Indian debt markets have priced in a 25 basis points rate cut by the Reserve Bank of India (RBI) at its April policy meeting or even sooner, but some economists remain circumspect and warn the rally in bond yields could prove premature.
The benchmark 10-year bond yield dropped as much as 13 basis points on Wednesday to 6.21% before closing at 6.23%, in the wake of the U.S. Federal Reserve’s surprise cut, which raised expectations the RBI would follow suit.
The RBI eased rates by 135 basis points in 2019 before abruptly deciding to hold rates in December.
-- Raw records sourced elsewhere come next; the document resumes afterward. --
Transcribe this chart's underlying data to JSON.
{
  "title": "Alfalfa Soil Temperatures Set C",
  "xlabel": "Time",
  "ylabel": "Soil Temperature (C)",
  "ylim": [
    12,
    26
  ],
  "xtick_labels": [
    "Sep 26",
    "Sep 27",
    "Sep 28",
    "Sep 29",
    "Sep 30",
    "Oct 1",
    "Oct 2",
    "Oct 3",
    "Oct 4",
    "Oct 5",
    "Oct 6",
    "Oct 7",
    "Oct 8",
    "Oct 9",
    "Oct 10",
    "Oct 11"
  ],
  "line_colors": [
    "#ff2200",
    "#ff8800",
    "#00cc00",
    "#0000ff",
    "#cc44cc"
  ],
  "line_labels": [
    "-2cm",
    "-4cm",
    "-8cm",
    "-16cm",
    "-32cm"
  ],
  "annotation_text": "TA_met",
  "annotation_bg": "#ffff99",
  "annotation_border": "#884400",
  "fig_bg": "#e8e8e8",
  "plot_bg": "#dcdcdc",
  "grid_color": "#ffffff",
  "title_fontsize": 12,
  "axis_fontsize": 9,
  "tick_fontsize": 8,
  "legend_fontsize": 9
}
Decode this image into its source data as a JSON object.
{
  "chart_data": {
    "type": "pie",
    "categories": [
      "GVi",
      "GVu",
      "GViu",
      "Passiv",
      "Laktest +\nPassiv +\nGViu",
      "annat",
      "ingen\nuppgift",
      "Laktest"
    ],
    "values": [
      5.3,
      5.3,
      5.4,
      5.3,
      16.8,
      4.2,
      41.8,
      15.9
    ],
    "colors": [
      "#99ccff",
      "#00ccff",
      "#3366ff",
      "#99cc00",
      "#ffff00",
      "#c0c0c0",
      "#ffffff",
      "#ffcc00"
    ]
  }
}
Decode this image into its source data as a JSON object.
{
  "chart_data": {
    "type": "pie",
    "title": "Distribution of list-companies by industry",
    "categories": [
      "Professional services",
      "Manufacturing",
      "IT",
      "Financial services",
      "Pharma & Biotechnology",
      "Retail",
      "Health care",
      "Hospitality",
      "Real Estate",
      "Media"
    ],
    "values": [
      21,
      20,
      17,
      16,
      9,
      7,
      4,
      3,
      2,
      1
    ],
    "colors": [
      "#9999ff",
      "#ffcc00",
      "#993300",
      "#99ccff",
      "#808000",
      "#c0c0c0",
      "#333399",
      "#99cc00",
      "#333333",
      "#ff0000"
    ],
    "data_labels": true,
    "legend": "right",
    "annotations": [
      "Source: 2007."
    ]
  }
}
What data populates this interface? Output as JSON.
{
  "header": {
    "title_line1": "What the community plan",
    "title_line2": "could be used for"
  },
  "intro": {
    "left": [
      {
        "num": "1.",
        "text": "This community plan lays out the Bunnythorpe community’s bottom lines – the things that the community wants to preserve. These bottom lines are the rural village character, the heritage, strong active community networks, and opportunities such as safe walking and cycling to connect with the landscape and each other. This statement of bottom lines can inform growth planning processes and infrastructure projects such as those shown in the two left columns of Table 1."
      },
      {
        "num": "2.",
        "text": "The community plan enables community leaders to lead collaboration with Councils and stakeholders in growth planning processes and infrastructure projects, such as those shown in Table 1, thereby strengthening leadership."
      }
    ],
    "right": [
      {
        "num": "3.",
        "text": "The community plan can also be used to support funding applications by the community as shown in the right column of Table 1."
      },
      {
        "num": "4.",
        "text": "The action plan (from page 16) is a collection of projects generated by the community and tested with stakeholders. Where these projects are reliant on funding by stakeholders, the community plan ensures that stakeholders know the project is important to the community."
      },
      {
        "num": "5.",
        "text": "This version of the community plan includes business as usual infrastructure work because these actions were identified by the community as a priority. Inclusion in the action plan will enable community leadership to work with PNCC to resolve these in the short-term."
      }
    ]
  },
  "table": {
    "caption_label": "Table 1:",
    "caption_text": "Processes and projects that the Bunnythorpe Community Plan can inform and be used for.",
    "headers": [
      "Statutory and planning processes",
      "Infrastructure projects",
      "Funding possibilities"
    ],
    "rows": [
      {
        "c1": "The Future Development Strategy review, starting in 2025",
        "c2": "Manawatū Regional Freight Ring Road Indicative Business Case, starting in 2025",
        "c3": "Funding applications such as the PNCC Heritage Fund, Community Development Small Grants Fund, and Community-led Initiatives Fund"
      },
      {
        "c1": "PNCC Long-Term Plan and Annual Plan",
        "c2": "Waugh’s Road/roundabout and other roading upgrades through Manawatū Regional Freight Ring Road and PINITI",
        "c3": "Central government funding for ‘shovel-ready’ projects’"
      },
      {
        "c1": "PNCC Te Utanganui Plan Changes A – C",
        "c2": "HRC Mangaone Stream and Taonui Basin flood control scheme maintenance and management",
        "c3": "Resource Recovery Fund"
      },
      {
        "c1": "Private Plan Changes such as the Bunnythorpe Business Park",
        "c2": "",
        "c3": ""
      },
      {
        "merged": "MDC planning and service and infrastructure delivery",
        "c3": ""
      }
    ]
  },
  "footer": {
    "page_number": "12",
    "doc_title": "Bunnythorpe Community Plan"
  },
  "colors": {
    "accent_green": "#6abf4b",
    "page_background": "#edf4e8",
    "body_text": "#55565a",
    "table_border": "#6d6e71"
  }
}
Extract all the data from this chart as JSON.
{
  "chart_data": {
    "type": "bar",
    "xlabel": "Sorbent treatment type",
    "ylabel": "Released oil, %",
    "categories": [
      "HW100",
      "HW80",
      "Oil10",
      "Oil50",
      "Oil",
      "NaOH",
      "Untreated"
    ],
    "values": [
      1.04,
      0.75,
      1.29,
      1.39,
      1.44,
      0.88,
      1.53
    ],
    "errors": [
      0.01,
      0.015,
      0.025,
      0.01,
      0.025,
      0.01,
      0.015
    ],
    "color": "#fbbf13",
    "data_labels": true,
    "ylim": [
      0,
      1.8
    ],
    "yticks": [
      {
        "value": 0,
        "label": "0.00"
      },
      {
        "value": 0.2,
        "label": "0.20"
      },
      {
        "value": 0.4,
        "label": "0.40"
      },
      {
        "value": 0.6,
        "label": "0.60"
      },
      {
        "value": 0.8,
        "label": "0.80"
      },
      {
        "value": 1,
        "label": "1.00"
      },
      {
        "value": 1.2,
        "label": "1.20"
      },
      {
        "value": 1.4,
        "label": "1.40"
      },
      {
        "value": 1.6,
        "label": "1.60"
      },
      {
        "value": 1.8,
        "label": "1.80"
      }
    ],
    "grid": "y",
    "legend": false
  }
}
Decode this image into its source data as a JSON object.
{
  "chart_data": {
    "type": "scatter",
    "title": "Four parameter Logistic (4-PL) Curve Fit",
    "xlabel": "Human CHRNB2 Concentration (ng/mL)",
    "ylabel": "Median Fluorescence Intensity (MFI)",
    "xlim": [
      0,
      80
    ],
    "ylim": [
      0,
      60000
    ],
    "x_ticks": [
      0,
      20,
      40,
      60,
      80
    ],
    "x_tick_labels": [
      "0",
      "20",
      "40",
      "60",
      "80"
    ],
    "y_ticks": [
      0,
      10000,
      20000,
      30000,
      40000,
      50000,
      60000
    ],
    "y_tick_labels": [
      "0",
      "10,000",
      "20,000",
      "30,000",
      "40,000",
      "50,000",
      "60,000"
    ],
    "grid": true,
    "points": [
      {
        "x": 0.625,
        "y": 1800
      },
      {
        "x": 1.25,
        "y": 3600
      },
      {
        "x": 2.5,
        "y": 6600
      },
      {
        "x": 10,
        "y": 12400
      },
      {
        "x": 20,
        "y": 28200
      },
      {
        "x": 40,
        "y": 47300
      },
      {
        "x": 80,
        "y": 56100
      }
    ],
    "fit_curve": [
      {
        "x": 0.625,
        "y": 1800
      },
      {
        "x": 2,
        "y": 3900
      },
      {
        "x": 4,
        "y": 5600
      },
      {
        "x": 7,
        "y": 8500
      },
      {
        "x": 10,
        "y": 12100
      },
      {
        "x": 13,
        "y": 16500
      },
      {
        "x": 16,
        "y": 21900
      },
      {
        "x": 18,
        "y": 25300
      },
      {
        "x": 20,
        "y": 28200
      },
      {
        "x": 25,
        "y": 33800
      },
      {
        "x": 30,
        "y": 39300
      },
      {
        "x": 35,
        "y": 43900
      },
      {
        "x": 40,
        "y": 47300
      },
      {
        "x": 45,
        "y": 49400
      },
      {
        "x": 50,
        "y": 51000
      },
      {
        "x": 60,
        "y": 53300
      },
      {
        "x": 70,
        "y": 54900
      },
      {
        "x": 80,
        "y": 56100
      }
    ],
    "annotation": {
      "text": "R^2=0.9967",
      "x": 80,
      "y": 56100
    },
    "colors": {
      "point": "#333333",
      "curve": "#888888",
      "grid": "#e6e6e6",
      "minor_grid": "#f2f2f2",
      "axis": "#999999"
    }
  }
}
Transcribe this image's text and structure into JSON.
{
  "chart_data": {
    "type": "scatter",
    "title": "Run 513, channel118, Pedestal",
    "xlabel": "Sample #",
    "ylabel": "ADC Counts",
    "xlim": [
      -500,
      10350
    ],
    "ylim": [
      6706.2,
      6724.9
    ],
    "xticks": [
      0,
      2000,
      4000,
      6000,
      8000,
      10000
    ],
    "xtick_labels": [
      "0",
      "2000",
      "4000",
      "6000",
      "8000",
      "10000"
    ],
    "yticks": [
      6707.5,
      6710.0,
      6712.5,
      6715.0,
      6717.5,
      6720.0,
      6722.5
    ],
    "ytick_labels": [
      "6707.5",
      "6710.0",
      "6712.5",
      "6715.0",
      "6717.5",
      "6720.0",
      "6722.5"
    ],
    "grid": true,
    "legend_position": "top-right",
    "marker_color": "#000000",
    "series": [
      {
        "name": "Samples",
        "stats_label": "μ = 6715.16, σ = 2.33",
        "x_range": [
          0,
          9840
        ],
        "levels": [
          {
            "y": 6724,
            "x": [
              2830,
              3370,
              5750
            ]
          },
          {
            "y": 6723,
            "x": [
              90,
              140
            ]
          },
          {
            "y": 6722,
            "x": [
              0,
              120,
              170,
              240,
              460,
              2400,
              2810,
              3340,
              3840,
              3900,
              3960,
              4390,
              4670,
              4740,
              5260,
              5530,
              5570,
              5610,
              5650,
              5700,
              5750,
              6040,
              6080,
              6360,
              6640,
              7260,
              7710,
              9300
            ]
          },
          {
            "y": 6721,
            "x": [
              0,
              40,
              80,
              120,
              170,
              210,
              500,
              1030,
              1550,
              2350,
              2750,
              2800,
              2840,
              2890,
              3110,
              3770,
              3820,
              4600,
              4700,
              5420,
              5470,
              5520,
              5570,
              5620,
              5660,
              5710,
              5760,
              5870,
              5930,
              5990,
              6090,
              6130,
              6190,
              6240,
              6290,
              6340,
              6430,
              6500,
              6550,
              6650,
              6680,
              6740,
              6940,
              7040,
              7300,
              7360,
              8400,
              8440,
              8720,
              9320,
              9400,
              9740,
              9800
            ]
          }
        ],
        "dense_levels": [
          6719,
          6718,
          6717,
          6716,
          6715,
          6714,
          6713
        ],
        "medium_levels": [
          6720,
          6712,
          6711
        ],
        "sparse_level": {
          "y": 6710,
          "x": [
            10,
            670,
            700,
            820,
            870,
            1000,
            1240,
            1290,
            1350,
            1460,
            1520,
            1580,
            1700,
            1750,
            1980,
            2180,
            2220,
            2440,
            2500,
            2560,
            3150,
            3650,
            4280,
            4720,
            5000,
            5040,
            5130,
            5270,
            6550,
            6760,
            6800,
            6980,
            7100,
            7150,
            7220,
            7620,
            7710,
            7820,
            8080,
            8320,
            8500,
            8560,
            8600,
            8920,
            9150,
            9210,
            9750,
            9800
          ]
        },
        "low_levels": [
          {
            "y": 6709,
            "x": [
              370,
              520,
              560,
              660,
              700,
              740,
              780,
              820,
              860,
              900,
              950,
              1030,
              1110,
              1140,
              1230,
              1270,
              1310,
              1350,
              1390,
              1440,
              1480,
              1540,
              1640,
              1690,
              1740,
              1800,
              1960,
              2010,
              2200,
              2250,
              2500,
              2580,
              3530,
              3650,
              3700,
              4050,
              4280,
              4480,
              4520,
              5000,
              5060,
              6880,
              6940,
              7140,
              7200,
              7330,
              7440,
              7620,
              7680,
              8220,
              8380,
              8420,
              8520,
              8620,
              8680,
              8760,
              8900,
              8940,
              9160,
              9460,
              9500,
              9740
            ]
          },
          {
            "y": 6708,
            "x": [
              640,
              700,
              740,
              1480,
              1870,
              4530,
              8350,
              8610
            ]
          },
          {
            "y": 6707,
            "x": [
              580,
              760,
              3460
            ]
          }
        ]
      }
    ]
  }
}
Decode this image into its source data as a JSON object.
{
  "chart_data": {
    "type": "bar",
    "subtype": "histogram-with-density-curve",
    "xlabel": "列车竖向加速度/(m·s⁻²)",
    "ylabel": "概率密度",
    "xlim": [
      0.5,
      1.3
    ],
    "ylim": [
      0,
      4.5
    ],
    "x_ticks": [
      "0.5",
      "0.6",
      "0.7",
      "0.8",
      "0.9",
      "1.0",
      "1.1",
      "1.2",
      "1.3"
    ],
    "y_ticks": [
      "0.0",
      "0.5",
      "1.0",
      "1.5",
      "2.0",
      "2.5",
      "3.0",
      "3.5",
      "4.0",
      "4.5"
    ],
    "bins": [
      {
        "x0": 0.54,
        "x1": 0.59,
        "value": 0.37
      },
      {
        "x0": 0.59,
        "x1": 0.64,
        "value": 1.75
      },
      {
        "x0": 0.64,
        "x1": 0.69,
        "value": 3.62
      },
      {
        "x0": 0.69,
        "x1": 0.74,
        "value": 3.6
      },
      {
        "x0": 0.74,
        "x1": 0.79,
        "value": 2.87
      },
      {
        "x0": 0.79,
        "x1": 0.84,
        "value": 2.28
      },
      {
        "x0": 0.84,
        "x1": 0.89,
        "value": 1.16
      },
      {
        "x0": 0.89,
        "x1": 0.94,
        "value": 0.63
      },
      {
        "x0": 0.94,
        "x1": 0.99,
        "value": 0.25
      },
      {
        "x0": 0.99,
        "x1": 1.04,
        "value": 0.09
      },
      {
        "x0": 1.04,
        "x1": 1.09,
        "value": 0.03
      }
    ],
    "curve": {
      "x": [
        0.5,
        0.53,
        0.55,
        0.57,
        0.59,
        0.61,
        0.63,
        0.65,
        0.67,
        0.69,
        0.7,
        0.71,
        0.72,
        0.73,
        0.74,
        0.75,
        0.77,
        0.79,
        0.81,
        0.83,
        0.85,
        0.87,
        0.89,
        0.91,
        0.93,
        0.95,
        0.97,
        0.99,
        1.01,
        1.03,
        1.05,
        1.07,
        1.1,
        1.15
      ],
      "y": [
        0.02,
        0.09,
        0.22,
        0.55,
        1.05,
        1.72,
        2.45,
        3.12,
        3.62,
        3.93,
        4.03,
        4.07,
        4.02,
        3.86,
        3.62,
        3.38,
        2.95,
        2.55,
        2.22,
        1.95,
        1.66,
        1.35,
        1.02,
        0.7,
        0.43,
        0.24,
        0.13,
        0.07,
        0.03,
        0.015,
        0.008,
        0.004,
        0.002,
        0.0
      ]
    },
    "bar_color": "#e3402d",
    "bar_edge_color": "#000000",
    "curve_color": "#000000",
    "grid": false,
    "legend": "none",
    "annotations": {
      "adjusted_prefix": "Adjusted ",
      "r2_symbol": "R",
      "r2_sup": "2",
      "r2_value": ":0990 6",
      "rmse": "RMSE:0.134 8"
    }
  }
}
But, with interest rate transmission – the pace at which changes feed through to the wider economy – still stuttering and the RBI having deployed several unconventional measures to boost credit growth, economists believe another cut is far from a given, and warn it will do little to tackle growth concerns.
Markets will thus see a massive sell-off if the RBI fails to deliver on these expectations, they added.
“We may not see selling immediately, but if even after 5-7 days there is nothing from the RBI, it will be bad,” a senior trader at a private bank said.
The RBI has repeatedly said there is space for more rate cuts if inflation eases. The February reading, to be released later in the month, might prove critical.
The RBI’s Monetary Policy Committee has been leaning toward easing as soon as inflation comes off the boil.